Dólar ainda mantém hegemonia
Ainda que em um cenário de maior diversificação, a desvalorização do dólar e a redução de sua participação nas reservas de bancos centrais por enquanto não comprometem a hegemonia do dólar no sistema financeiro global.
“A participação global do dólar ainda segue firme, apesar da erosão discreta (“stealth erosion”) que evidencia uma perda progressiva de espaço em favor de alternativas regionais e moedas emergentes,” afirma o analista da WeSearch.
O analista atribui a manutenção da hegemonia do dólar ao “peso desproporcional dos EUA no sistema financeiro: 4% da população mundial, cerca de 27% do PIB nominal global em 2025, 40% do estoque global de dívida de renda fixa e 49% da capitalização de ações.”
O principal motivo seria a falta de uma alternativa viável para substituí-lo. Hoje, o dólar está presente em 88% das transações de câmbio e as tentativas de criar uma moeda ou sistema de pagamentos alternativo enfrentam dificuldades para avançar.
O BRICS, bloco multilateral que reúne Brasil, China, Rússia, Índia, Irã e outros cinco países, tem feito esforços nesse sentido, seja discutindo a criação de uma moeda comum, seja adotando moedas próprias para liquidação de transações comerciais.
No entanto, segundo Uliana, as iniciativas do BRICS enfrentam restrições de liquidez e credibilidade, e a falta de um sistema unificado impede avanços relevantes:
“Na prática, o uso do yuan em pagamentos via SWIFT representa cerca de 2-3% do total em 2025, mesmo com esforços de acordos bilaterais (China-Rússia, Brasil-China) e tentativa de uso em projetos comuns de energia/comércio.”
Bitcoin já pode ser considerado um ativo de reserva global?
Os criptoativos ainda não podem ser considerados uma alternativa viável ao dólar ou mesmo ao ouro. A crescente adoção institucional não eleva o status do Bitcoin (BTC) a um ativo de reserva, afirma o analista:
“Alguns analistas projetam que, futuramente, o Bitcoin possa integrar as reservas internacionais devido ao seu reconhecimento como ‘ouro digital’. Entretanto, atualmente, a criptomoeda é predominantemente considerada um instrumento de hedge por investidores privados.”
O próprio Banco Central brasileiro rejeita a adoção do Bitcoin como ativo de reserva, alegando que se trata de um ativo extremamente volátil.
Esse status pode mudar caso os Estados Unidos avancem com o projeto de criação de uma reserva estratégica de Bitcoin. No entanto, a prioridade do governo Trump com sua política pró-cripto parece ser utilizar as stablecoins como um instrumento para sustentar a hegemonia do dólar.
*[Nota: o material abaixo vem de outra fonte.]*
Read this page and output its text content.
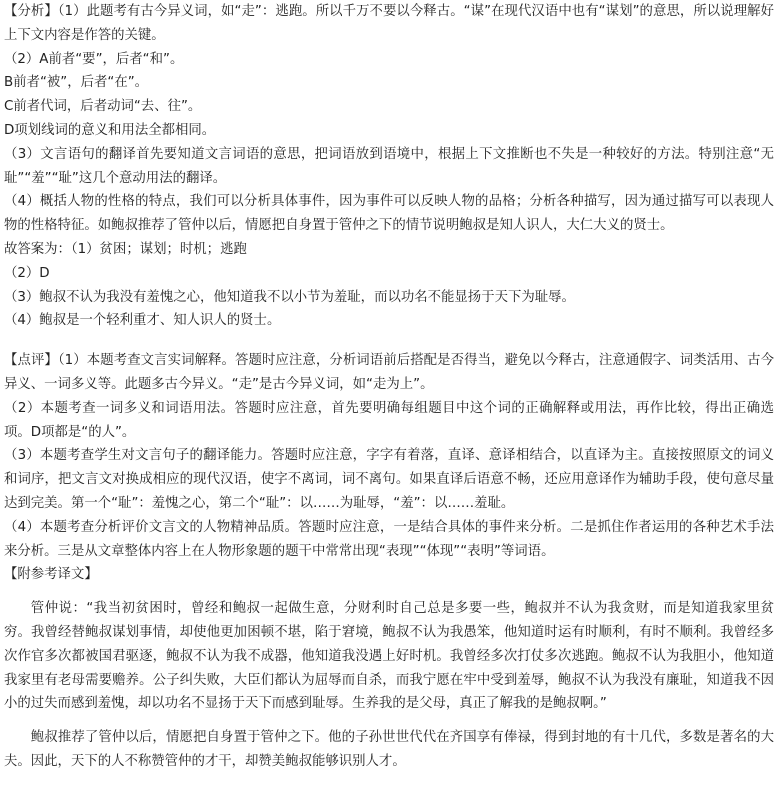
【分析】（1）此题考有古今异义词，如“走”：逃跑。所以千万不要以今释古。“谋”在现代汉语中也有“谋划”的意思，所以说理解好上下文内容是作答的关键。
（2）A前者“要”，后者“和”。
B前者“被”，后者“在”。
C前者代词，后者动词“去、往”。
D项划线词的意义和用法全都相同。
（3）文言语句的翻译首先要知道文言词语的意思，把词语放到语境中，根据上下文推断也不失是一种较好的方法。特别注意“无耻”“羞”“耻”这几个意动用法的翻译。
（4）概括人物的性格的特点，我们可以分析具体事件，因为事件可以反映人物的品格；分析各种描写，因为通过描写可以表现人物的性格特征。如鲍叔推荐了管仲以后，情愿把自身置于管仲之下的情节说明鲍叔是知人识人，大仁大义的贤士。
故答案为：（1）贫困；谋划；时机；逃跑
（2）D
（3）鲍叔不认为我没有羞愧之心，他知道我不以小节为羞耻，而以功名不能显扬于天下为耻辱。
（4）鲍叔是一个轻利重才、知人识人的贤士。
【点评】（1）本题考查文言实词解释。答题时应注意，分析词语前后搭配是否得当，避免以今释古，注意通假字、词类活用、古今异义、一词多义等。此题多古今异义。“走”是古今异义词，如“走为上”。
（2）本题考查一词多义和词语用法。答题时应注意，首先要明确每组题目中这个词的正确解释或用法，再作比较，得出正确选项。D项都是“的人”。
（3）本题考查学生对文言句子的翻译能力。答题时应注意，字字有着落，直译、意译相结合，以直译为主。直接按照原文的词义和词序，把文言文对换成相应的现代汉语，使字不离词，词不离句。如果直译后语意不畅，还应用意译作为辅助手段，使句意尽量达到完美。第一个“耻”：羞愧之心，第二个“耻”：以……为耻辱，“羞”：以……羞耻。
（4）本题考查分析评价文言文的人物精神品质。答题时应注意，一是结合具体的事件来分析。二是抓住作者运用的各种艺术手法来分析。三是从文章整体内容上在人物形象题的题干中常常出现“表现”“体现”“表明”等词语。
【附参考译文】
管仲说：“我当初贫困时，曾经和鲍叔一起做生意，分财利时自己总是多要一些，鲍叔并不认为我贪财，而是知道我家里贫穷。我曾经替鲍叔谋划事情，却使他更加困顿不堪，陷于窘境，鲍叔不认为我愚笨，他知道时运有时顺利，有时不顺利。我曾经多次作官多次都被国君驱逐，鲍叔不认为我不成器，他知道我没遇上好时机。我曾经多次打仗多次逃跑。鲍叔不认为我胆小，他知道我家里有老母需要赡养。公子纠失败，大臣们都认为屈辱而自杀，而我宁愿在牢中受到羞辱，鲍叔不认为我没有廉耻，知道我不因小的过失而感到羞愧，却以功名不显扬于天下而感到耻辱。生养我的是父母，真正了解我的是鲍叔啊。”
鲍叔推荐了管仲以后，情愿把自身置于管仲之下。他的子孙世世代代在齐国享有俸禄，得到封地的有十几代，多数是著名的大夫。因此，天下的人不称赞管仲的才干，却赞美鲍叔能够识别人才。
A Lei GENIUS estabelece que os emissores de stablecoins devem lastrear os tokens em circulação na proporção de 1:1 com Títulos do Tesouro de curto prazo, gerando demanda contínua por dólares não apenas em nível governamental, mas também individual.
“Se nas economias desenvolvidas, as stablecoins são vistas sob o ângulo da inovação financeira, nos mercados emergentes elas assumem um caráter ainda mais prático e imediato: tornam-se instrumentos de acesso à liquidez, proteção contra a volatilidade cambial e canais de integração internacional", afirma Uliana.
Para o analista, a ampla adoção de stablecoins “pode remodelar fluxos financeiros locais e, ao mesmo tempo, reforçar a centralidade do dólar digital no sistema monetário global.”
Independentemente disso, segundo ele, o fenômeno da desdolarização que estamos testemunhando não deve resultar na substituição do dólar por outro ativo de reserva dominante, mas sim “no surgimento de um sistema mais fragmentado e multipolar, no qual ativos tradicionais e digitais coexistem em novos arranjos de liquidez global.”